LE ULTIME PAROLE DI BABBO NATALE AFFOGARONO IN UN INDISTINTO GORGOGLÌO DI SANGUE, MENTRA LA LAMA DI AUGIAS SCORREVA LESTA SULLE SUE GIUGULARI. POI, COME TUTTI I CICCIONI QUANDO MUOIONO, SANTA KLAUS RILASCIÒ GLI SFINTERI, CREANDO UNA POZZA DI PISCIO E MERDA SOTTO LA SUA SEDIA.
“TANTI AUGURI”, SOGGHIGNÒ LACONICO AUGIAS PULENDO IL SUO COLTELLO.
DALLA PARTE OPPOSTA DELLA STANZA SOTTERRANEA MATTEO SALVINI, LEGATO ANCH’EGLI AD UNA SEDIA, ERA SCOPPIATO A PIANGERE DAL TERRORE.
“LO VEDI?”, ESCLAMÒ CARLO LUCARELLI INDICANDO IL CADAVERE DELL’OBESO LAPPONE, “IO SONO UNA PERSONA RAGIONEVOLE, MA CORRADO È UNO CHE SI FA PRENDERE LA MANO: QUELLO SEI TU FRA DIECI MINUTI, SE NON CI RIVELI DOVE AVETE NASCOSTO I PRESEPI!”
“IO NON SO NULLA. VOLEVO SOLO UN PO’ DI VOTI… SOLO UN POCHINO DI VOTI”, PIAGNUCOLÒ SALVINI ABBASSANDO LA TESTA.
“POVERO PICCOLO MATTEO”, SOSPIRÒ LUCARELLI, “POVERO MATTEO, INSIGNIFICANTE PEDINA NELLA GRANDE GUERRA TRA LA LUCE E L’OMBRA.

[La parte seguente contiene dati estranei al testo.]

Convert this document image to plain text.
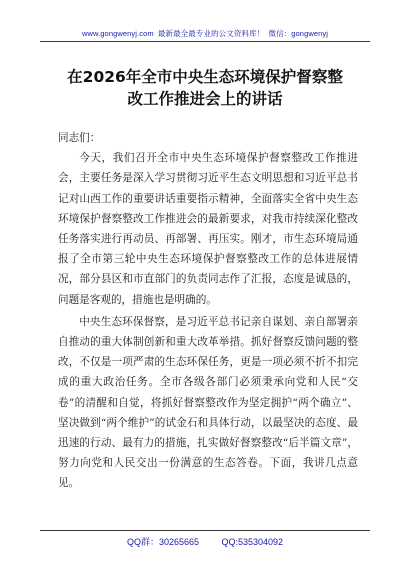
www.gongwenyj.com 最新最全最专业的公文资料库！ 微信：gongwenyj
在2026年全市中央生态环境保护督察整
改工作推进会上的讲话

同志们：

今天，我们召开全市中央生态环境保护督察整改工作推进会，主要任务是深入学习贯彻习近平生态文明思想和习近平总书记对山西工作的重要讲话重要指示精神，全面落实全省中央生态环境保护督察整改工作推进会的最新要求，对我市持续深化整改任务落实进行再动员、再部署、再压实。刚才，市生态环境局通报了全市第三轮中央生态环境保护督察整改工作的总体进展情况，部分县区和市直部门的负责同志作了汇报，态度是诚恳的，问题是客观的，措施也是明确的。

中央生态环保督察，是习近平总书记亲自谋划、亲自部署亲自推动的重大体制创新和重大改革举措。抓好督察反馈问题的整改，不仅是一项严肃的生态环保任务，更是一项必须不折不扣完成的重大政治任务。全市各级各部门必须秉承向党和人民“交卷”的清醒和自觉，将抓好督察整改作为坚定拥护“两个确立”、坚决做到“两个维护”的试金石和具体行动，以最坚决的态度、最迅速的行动、最有力的措施，扎实做好督察整改“后半篇文章”，努力向党和人民交出一份满意的生态答卷。下面，我讲几点意见。

QQ群：30265665	QQ:535304092
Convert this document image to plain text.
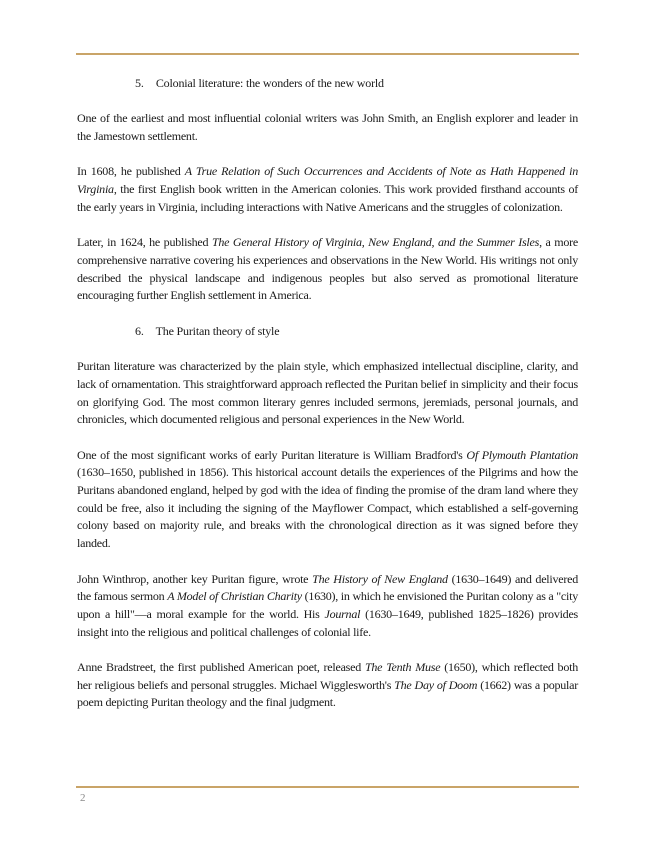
5. Colonial literature: the wonders of the new world

One of the earliest and most influential colonial writers was John Smith, an English explorer and leader in the Jamestown settlement.

In 1608, he published A True Relation of Such Occurrences and Accidents of Note as Hath Happened in Virginia, the first English book written in the American colonies. This work provided firsthand accounts of the early years in Virginia, including interactions with Native Americans and the struggles of colonization.

Later, in 1624, he published The General History of Virginia, New England, and the Summer Isles, a more comprehensive narrative covering his experiences and observations in the New World. His writings not only described the physical landscape and indigenous peoples but also served as promotional literature encouraging further English settlement in America.

6. The Puritan theory of style

Puritan literature was characterized by the plain style, which emphasized intellectual discipline, clarity, and lack of ornamentation. This straightforward approach reflected the Puritan belief in simplicity and their focus on glorifying God. The most common literary genres included sermons, jeremiads, personal journals, and chronicles, which documented religious and personal experiences in the New World.

One of the most significant works of early Puritan literature is William Bradford's Of Plymouth Plantation (1630–1650, published in 1856). This historical account details the experiences of the Pilgrims and how the Puritans abandoned england, helped by god with the idea of finding the promise of the dram land where they could be free, also it including the signing of the Mayflower Compact, which established a self-governing colony based on majority rule, and breaks with the chronological direction as it was signed before they landed.

John Winthrop, another key Puritan figure, wrote The History of New England (1630–1649) and delivered the famous sermon A Model of Christian Charity (1630), in which he envisioned the Puritan colony as a "city upon a hill"—a moral example for the world. His Journal (1630–1649, published 1825–1826) provides insight into the religious and political challenges of colonial life.

Anne Bradstreet, the first published American poet, released The Tenth Muse (1650), which reflected both her religious beliefs and personal struggles. Michael Wigglesworth's The Day of Doom (1662) was a popular poem depicting Puritan theology and the final judgment.

2
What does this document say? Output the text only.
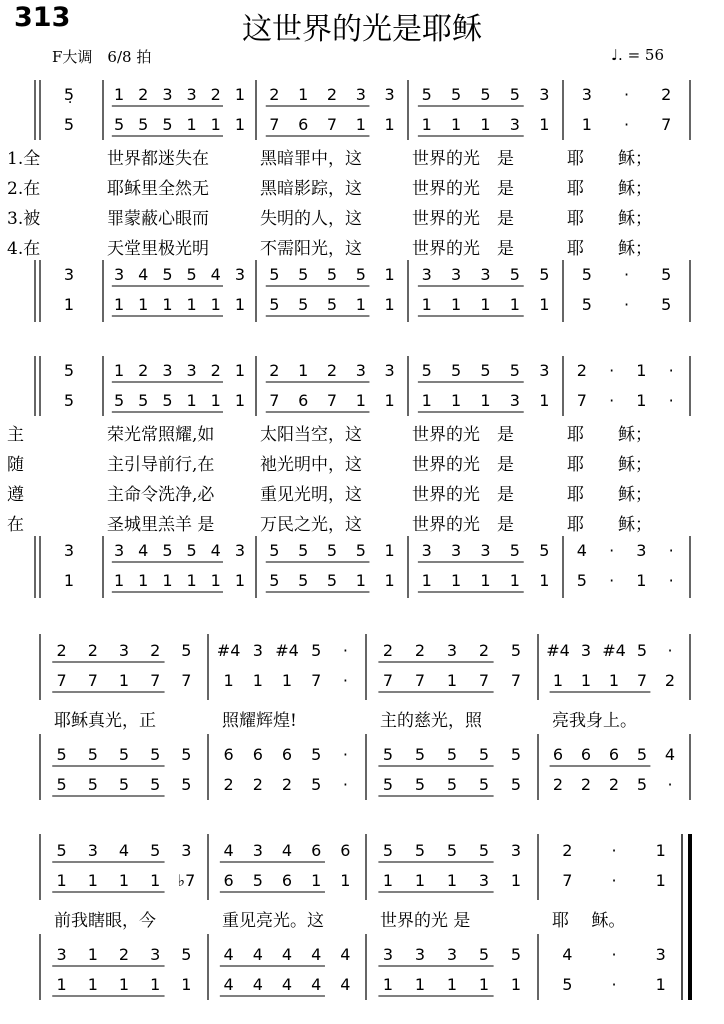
313	这世界的光是耶稣
F大调　6/8 拍	♩. = 56
5̣ 1 2 3 3 2 1 2 1 2 3 3 5 5 5 5 3 3 · 2
5 5 5 5 1 1 1 7 6 7 1 1 1 1 1 3 1 1 · 7
1.全	世界都迷失在	黑暗罪中，这	世界的光　是	耶　　稣；
2.在	耶稣里全然无	黑暗影踪，这	世界的光　是	耶　　稣；
3.被	罪蒙蔽心眼而	失明的人，这	世界的光　是	耶　　稣；
4.在	天堂里极光明	不需阳光，这	世界的光　是	耶　　稣；
3 3 4 5 5 4 3 5 5 5 5 1 3 3 3 5 5 5 · 5
1 1 1 1 1 1 1 5 5 5 1 1 1 1 1 1 1 5 · 5
5 1 2 3 3 2 1 2 1 2 3 3 5 5 5 5 3 2 · 1 ·
5 5 5 5 1 1 1 7 6 7 1 1 1 1 1 3 1 7 · 1 ·
主	荣光常照耀,如	太阳当空，这	世界的光　是	耶　　稣；
随	主引导前行,在	祂光明中，这	世界的光　是	耶　　稣；
遵	主命令洗净,必	重见光明，这	世界的光　是	耶　　稣；
在	圣城里羔羊 是	万民之光，这	世界的光　是	耶　　稣；
3 3 4 5 5 4 3 5 5 5 5 1 3 3 3 5 5 4 · 3 ·
1 1 1 1 1 1 1 5 5 5 1 1 1 1 1 1 1 5 · 1 ·
2 2 3 2 5 #4 3 #4 5 · 2 2 3 2 5 #4 3 #4 5 ·
7 7 1 7 7 1 1 1 7 · 7 7 1 7 7 1 1 1 7 2
耶稣真光，正	照耀辉煌!	主的慈光，照	亮我身上。
5 5 5 5 5 6 6 6 5 · 5 5 5 5 5 6 6 6 5 4
5 5 5 5 5 2 2 2 5 · 5 5 5 5 5 2 2 2 5 ·
5 3 4 5 3 4 3 4 6 6 5 5 5 5 3	2 · 1
1 1 1 1 ♭7 6 5 6 1 1 1 1 1 3 1	7 · 1
前我瞎眼，今	重见亮光。这	世界的光 是	耶　 稣。
3 1 2 3 5 4 4 4 4 4 3 3 3 5 5	4 · 3
1 1 1 1 1 4 4 4 4 4 1 1 1 1 1	5 · 1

PER DUEMILA ANNI I PRESEPI HANNO CREATO UNA BARRIERA INTERDIMENSIONALE, IMPEDENDO AL SIGNORE DELLE TENEBRE DI RAGGIUNGERE LA NOSTRA REALTÀ. È PER QUESTO CHE NOI, I SUOI SERVITORI, CERCHIAMO DA SECOLI DI DISTRUGGERLI: NEL ‘900 ABBIAMO TENTATO PRIMA CON IL COMUNISMO E POI, NEGLI ANNI ’90, CON LA MACARENA. ORA NON CI RIMANE ALTRO CHE PROVARE AD ELIMINARE I PRESEPI MEDIANTE L’ISLAM RADICALE, MA LA TUA SCIOCCA CROCIATA HA COMPLICATO I NOSTRI PIANI. POCO IMPORTA, CON LE BUONE O CON LE CATTIVE, I PRESEPI SARANNO DISTRUTTI, E IL PRINCIPE OSCURO VERRÀ FRA DI NOI AD INAUGURARE MILLE ANNI DI BUIO E TASSAZIONE SULLA PRIMA CASA. IL MALE TRIONFERÀ, E IL BENE PERDERÀ MATTEO, PERCHÉ IL BENE È GAY.”